In its latest report, the IMF has praised Greece stressing that the country has made notable strides in overcoming structural problems but warns it should remain focused on avoiding wage rises and pensions costs.
The report recommends a “prudent” increase in the minimum wage, a “freezing” of public wages and pensions in 2022, and the imposition of a carbon tax. Instead, it calls for plans to reduce insurance premiums, income taxes, and solidarity contributions to be scrapped.
The main conclusions that will be reflected in the final report are, among others, that:
1. The Greek economy recovered strongly from the severe recession caused by COVID-19 in 2020. Production returned to the pre-pandemic level in 2021, due to the faster-than-expected recovery of tourism, the increase in private consumption as households began to spend pandemic-related savings, as well as strong private investment, with the rise of foreign direct investment.

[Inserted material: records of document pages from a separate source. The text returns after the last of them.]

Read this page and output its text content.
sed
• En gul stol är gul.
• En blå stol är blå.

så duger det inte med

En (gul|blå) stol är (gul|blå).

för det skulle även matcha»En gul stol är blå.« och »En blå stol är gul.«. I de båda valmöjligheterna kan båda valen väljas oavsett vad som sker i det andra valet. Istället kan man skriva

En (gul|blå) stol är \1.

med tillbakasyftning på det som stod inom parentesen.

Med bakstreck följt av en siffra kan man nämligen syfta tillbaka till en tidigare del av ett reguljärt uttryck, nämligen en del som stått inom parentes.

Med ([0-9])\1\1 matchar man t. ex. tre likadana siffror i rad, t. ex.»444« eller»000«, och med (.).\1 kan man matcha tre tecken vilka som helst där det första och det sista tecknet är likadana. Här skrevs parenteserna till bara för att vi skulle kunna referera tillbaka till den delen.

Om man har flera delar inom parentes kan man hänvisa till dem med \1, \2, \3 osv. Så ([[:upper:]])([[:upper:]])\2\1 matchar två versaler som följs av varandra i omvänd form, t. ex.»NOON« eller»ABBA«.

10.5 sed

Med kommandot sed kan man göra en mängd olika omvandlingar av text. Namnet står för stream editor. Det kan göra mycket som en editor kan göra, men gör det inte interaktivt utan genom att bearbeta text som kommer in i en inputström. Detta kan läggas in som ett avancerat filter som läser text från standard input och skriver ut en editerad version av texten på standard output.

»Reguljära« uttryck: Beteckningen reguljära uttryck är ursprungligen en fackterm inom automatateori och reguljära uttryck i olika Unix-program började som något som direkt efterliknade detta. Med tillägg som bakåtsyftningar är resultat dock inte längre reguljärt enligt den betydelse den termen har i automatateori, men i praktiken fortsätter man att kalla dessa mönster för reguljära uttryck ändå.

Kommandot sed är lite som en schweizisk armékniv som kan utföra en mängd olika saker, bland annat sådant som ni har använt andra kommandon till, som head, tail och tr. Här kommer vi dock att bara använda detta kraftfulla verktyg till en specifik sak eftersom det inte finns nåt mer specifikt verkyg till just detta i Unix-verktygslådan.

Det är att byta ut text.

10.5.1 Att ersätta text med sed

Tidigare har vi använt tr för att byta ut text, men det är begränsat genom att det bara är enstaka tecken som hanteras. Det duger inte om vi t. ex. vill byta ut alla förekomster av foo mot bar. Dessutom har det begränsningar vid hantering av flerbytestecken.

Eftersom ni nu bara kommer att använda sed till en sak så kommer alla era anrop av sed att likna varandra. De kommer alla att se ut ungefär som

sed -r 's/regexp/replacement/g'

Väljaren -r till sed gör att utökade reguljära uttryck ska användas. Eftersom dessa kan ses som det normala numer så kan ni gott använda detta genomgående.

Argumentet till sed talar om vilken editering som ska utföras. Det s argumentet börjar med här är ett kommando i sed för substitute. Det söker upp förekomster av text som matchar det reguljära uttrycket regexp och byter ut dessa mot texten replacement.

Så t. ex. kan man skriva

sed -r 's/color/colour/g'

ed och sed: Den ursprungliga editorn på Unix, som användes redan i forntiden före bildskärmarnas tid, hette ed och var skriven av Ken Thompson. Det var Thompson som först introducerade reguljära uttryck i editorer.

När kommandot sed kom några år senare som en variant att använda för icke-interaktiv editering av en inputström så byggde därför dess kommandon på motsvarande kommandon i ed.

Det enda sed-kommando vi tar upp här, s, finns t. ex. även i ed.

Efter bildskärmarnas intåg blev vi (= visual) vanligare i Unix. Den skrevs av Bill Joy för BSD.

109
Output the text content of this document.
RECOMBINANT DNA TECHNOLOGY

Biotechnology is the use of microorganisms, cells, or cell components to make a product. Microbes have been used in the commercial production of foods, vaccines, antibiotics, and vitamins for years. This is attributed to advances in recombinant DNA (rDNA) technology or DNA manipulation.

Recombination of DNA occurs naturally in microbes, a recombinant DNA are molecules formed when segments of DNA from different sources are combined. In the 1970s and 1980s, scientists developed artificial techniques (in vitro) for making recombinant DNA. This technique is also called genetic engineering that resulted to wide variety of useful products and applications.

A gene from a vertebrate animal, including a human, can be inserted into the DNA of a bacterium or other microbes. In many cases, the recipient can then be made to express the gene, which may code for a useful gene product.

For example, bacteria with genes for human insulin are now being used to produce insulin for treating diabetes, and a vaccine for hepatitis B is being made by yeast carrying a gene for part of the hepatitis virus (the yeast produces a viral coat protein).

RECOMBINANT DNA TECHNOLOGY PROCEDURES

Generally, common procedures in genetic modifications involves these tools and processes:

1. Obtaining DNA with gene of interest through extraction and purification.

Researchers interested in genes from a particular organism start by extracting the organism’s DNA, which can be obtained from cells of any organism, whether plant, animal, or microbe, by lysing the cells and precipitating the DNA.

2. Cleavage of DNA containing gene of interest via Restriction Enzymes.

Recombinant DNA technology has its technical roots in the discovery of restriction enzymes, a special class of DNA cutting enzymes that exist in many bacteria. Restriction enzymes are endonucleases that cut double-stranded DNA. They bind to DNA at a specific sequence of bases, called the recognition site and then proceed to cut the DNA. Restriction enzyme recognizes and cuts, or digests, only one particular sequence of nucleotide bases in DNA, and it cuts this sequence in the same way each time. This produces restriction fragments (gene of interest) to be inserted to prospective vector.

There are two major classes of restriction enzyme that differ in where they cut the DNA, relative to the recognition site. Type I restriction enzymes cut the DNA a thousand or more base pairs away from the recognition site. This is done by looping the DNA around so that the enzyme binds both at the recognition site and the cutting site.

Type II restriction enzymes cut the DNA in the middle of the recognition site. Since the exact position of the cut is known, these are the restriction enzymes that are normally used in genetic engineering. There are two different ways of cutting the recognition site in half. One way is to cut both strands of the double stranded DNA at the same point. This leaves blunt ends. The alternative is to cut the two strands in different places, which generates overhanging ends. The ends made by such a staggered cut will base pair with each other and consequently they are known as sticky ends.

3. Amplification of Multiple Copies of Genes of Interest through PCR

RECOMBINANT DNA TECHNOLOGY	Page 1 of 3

2. Commendable progress has been made in tackling the past crises, despite the adverse environment. Non-performing loans (NPLs) fell sharply under the Hercules program, and the liquidity of the banking system has improved significantly.
Unemployment decreased steadily. Reforms have made progress in many areas, such as digitization, privatization, and improving the fiscal policy mix.
The authorities are completing the early repayment of all outstanding IMF loans (1.8 billion euros), which will further reduce the gross financing needs and conversion risks, as stressed by the Fund executives.
3. Growth is expected to remain strong despite the adverse effects of the war in Ukraine and high inflation.
Despite significant energy imports from Russia, other direct trade and economic relations with Russia and Ukraine are limited.
There will be indirect effects, through effects on the country’s trading partners and the impact of higher inflation on disposable income and consumption.
In addition, a weakening of consumption and a risk-averse disposition are projected.
The report recommended the phasing out of all pandemic-related interim measures by the end of 2022. It proposes targeting a primary deficit below 2% of GDP this year.
Support measures for high energy prices should be temporary and targeted at vulnerable groups.
Fiscal adjustments should be gradual and development friendly. The mission recommended a gradual consolidation process with a primary surplus of 2% of GDP by 2027, with credible measures.
According to the Fund, however, “plans for permanent cuts in social security, contributions and solidarity tax for all taxpayers should be scrapped, as they shift the burden to future generations and do little good.”